Study raises concerns about ACO “savings” and gaming the system

 

A new study published in Health Affairs raises doubts about the effectiveness of Accountable Care Organizations (ACOs) to both improve the quality of American health care while controlling costs. The study found very high physician turnover rates at a large Medicare ACO and that high cost patients were concentrated among a small minority of physicians. As patients are included in the ACO, and therefore the savings calculation, based on which physician they see – there is great potential for gaming the system. The study found that high cost patients were even more likely to stick with their physician leaving the ACO than healthier patients. If physicians with less lucrative patients leave the ACO, their patients leave with them, and the ACO can increase their “savings” calculation artificially by segmenting the patient population without either improving quality or controlling costs. As the authors conclude, “ACOs’ ability to deliberately select participating physicians year to year, however, creates a relatively simple mechanism to ‘game’ the risk pool . . . . The presence of this mechanism and the ease of its use, especially compared to the more difficult task of redesigning care, could result in an undesirable but powerful temptation for ACOs, particularly those facing financial constraints or pressing financial motivations.”

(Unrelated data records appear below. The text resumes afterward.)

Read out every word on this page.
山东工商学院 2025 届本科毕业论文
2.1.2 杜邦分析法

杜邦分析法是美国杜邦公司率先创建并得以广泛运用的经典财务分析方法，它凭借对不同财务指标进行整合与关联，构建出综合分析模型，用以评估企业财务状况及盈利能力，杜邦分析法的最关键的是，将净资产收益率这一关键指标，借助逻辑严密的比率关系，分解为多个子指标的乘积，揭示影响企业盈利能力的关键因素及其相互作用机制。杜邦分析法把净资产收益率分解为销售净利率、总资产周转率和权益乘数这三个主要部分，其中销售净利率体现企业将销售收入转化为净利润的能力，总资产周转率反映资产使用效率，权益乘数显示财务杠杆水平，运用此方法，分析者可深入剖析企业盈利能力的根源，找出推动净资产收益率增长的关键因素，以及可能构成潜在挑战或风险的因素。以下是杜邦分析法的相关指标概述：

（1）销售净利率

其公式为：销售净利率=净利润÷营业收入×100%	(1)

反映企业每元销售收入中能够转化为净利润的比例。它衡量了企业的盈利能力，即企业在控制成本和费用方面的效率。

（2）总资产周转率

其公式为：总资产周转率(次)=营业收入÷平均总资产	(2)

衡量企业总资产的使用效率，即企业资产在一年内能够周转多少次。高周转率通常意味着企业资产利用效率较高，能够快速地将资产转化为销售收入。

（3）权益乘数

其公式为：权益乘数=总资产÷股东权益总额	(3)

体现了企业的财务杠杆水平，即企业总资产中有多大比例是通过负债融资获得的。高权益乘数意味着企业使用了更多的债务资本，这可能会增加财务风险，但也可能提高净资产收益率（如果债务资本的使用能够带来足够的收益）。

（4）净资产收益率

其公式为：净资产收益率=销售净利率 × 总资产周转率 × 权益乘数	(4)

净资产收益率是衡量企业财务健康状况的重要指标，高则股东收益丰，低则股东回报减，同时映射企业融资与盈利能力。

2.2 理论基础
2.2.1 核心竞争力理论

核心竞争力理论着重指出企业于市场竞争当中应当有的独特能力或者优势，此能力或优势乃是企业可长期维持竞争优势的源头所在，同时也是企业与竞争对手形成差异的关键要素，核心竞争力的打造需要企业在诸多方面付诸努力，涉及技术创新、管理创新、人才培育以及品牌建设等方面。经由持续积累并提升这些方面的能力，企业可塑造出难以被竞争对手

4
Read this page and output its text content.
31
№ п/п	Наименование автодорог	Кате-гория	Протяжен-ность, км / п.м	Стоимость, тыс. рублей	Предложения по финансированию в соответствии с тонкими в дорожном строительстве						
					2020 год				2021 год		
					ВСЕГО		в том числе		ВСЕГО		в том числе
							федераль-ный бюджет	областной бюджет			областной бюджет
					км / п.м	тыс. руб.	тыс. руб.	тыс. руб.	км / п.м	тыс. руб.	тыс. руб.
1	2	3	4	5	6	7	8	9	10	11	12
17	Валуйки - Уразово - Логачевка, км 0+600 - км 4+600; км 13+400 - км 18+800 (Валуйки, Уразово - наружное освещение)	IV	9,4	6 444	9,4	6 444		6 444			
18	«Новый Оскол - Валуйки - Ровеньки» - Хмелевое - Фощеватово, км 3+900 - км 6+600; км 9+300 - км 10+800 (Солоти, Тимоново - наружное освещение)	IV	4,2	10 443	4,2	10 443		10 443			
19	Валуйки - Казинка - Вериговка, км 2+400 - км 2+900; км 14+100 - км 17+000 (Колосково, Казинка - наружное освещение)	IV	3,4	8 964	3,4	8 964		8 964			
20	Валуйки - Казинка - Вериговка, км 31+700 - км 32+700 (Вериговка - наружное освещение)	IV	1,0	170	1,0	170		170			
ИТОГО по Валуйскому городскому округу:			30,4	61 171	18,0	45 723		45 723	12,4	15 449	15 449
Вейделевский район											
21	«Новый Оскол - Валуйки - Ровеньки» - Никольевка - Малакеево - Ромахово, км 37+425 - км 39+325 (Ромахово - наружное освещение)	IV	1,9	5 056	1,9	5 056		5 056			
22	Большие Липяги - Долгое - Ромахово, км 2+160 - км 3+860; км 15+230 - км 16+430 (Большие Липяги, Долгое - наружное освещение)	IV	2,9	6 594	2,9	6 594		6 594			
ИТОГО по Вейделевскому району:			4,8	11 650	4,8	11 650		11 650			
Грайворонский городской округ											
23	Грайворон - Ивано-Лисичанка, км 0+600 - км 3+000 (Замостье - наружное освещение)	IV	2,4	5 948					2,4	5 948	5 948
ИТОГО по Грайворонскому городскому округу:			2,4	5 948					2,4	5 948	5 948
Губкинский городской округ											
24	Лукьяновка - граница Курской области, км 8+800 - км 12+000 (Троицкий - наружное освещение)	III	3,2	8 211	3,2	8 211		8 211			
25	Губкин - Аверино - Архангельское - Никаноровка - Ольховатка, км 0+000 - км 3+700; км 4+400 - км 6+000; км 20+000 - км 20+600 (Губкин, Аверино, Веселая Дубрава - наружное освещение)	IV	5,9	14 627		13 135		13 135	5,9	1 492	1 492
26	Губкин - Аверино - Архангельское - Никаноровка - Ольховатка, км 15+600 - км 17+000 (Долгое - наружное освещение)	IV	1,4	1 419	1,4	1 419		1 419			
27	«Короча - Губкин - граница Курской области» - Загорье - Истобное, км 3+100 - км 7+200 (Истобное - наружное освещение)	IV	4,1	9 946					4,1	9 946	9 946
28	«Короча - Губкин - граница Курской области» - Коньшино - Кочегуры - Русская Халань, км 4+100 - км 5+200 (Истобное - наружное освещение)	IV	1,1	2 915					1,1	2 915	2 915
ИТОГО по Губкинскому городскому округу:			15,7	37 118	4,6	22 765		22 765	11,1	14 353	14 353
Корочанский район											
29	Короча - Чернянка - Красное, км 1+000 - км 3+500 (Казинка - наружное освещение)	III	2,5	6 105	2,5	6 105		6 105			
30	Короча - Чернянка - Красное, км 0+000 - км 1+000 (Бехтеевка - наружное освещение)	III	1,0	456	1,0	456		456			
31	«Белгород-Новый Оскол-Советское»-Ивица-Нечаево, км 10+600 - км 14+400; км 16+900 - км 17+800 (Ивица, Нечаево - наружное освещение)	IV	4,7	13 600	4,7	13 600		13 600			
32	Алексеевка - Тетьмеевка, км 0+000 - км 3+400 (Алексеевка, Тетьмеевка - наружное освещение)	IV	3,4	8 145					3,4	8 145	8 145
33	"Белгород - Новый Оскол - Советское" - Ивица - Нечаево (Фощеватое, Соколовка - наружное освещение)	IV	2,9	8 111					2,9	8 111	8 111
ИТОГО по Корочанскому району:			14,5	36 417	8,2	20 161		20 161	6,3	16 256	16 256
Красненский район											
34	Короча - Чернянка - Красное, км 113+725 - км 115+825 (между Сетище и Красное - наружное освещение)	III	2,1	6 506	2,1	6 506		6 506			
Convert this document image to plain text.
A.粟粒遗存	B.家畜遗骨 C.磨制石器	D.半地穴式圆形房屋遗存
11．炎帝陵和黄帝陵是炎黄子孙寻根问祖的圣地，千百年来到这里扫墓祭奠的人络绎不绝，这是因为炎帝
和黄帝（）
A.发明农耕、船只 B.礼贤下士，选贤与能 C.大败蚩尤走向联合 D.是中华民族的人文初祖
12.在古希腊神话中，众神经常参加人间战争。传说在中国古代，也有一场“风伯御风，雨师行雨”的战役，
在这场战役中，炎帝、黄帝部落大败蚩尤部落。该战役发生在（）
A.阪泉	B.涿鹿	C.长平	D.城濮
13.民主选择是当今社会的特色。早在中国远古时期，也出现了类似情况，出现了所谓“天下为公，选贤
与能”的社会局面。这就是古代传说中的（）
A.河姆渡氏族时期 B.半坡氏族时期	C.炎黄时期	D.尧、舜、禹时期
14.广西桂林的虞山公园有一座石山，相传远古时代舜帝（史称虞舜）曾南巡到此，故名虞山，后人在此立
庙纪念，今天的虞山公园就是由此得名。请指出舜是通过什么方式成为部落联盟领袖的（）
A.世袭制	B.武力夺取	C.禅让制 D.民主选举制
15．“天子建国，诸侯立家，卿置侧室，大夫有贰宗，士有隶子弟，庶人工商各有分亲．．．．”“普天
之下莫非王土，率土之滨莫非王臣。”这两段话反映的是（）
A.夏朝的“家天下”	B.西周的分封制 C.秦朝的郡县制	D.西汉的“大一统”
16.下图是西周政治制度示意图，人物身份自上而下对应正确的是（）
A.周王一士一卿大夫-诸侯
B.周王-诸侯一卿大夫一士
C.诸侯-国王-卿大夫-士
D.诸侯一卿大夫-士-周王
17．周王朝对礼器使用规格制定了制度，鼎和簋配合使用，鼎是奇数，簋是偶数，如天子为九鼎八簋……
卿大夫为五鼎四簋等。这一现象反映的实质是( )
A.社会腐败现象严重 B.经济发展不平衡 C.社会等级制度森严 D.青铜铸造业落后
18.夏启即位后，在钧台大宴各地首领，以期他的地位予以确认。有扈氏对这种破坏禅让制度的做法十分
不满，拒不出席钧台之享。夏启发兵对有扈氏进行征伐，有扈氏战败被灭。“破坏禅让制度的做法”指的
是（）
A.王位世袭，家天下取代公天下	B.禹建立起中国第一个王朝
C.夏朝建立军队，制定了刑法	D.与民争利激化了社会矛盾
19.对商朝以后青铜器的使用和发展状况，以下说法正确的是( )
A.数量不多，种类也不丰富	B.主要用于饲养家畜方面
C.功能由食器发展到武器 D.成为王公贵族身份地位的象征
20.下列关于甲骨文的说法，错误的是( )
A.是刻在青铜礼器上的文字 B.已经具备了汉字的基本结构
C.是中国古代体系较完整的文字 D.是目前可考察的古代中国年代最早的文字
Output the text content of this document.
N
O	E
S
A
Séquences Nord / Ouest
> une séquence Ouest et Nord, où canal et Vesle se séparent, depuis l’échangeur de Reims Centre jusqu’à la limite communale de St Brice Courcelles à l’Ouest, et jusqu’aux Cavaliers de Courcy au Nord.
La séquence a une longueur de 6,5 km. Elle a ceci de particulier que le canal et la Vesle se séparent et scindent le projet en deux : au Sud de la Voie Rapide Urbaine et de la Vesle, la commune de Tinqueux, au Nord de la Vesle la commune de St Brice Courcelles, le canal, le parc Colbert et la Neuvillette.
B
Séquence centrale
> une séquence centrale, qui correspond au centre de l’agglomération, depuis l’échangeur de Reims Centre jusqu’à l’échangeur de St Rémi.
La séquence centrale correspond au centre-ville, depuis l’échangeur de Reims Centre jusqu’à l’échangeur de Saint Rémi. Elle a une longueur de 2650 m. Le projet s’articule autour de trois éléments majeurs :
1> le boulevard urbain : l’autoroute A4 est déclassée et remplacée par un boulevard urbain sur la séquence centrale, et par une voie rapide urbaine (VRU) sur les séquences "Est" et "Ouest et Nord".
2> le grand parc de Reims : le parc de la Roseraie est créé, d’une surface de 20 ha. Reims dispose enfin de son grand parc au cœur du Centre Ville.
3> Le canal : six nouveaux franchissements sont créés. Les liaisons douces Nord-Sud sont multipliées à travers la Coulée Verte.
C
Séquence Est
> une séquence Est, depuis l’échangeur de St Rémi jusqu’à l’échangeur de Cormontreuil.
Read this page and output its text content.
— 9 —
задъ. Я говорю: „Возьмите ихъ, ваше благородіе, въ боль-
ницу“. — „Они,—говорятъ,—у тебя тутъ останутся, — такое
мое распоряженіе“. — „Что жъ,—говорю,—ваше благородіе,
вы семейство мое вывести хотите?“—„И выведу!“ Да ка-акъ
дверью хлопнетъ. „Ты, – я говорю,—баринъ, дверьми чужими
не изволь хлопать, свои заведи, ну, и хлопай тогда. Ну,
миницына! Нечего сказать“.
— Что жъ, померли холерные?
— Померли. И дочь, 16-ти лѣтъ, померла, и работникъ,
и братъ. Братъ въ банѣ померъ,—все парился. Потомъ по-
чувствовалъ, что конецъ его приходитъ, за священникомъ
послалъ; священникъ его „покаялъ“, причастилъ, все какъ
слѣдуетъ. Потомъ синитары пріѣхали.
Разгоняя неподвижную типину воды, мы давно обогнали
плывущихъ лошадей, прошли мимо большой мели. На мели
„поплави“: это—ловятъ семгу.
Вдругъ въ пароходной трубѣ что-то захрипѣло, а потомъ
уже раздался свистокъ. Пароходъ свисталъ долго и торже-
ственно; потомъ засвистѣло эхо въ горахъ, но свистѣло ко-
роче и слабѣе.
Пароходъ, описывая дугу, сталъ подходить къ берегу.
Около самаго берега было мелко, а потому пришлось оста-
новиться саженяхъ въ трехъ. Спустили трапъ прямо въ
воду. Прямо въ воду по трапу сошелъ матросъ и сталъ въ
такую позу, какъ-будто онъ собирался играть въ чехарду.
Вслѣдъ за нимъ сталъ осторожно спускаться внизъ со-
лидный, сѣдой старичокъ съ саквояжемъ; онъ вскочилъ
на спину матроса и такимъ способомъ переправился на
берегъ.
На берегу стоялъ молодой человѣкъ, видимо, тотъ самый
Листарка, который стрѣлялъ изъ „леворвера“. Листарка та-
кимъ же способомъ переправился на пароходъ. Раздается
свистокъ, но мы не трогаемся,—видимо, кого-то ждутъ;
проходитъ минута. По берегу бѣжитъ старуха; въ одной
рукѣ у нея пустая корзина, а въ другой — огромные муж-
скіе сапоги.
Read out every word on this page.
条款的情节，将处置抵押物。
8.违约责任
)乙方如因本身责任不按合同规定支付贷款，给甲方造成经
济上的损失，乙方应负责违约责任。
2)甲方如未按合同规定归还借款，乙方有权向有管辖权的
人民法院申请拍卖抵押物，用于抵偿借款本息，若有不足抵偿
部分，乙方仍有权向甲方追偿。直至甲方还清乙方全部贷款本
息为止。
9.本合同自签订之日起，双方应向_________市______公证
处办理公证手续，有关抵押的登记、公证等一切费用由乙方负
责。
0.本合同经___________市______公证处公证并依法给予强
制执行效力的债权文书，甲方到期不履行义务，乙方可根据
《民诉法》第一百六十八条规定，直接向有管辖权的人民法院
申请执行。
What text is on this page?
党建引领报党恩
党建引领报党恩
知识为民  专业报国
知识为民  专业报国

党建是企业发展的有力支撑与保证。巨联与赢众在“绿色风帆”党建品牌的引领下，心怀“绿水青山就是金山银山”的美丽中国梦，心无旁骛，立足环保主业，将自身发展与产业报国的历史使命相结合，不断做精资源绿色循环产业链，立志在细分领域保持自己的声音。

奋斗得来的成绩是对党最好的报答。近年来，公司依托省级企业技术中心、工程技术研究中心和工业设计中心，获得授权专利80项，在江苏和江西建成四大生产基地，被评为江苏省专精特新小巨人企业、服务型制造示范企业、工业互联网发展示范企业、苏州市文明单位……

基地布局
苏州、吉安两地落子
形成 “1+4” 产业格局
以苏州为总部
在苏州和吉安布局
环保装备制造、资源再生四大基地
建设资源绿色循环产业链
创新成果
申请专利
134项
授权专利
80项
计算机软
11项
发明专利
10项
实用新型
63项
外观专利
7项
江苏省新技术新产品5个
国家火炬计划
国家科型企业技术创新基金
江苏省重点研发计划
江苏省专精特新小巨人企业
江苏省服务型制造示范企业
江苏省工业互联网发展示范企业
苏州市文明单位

ACOs are networks of health care providers that, generally, bear some or all financial risk for the care of their attributed members. The latest trendy payment reform models rely on ACOs to control health care costs by sharing both savings and losses with the payer. ACOs are very new and experimental. Results to date have been underwhelming, both in improving the quality of care as well as controlling costs. The new study offers an explanation for that failure.
Recently, Connecticut Medicaid has moved 137,000 members into ACOs as of January 1st and intends to move another 200,000 in next January 1 without a meaningful evaluation of the experiment. The ACO gaming of shared savings payments detected in the study was anticipated by advocates in development of the model, but proposed protections were rejected.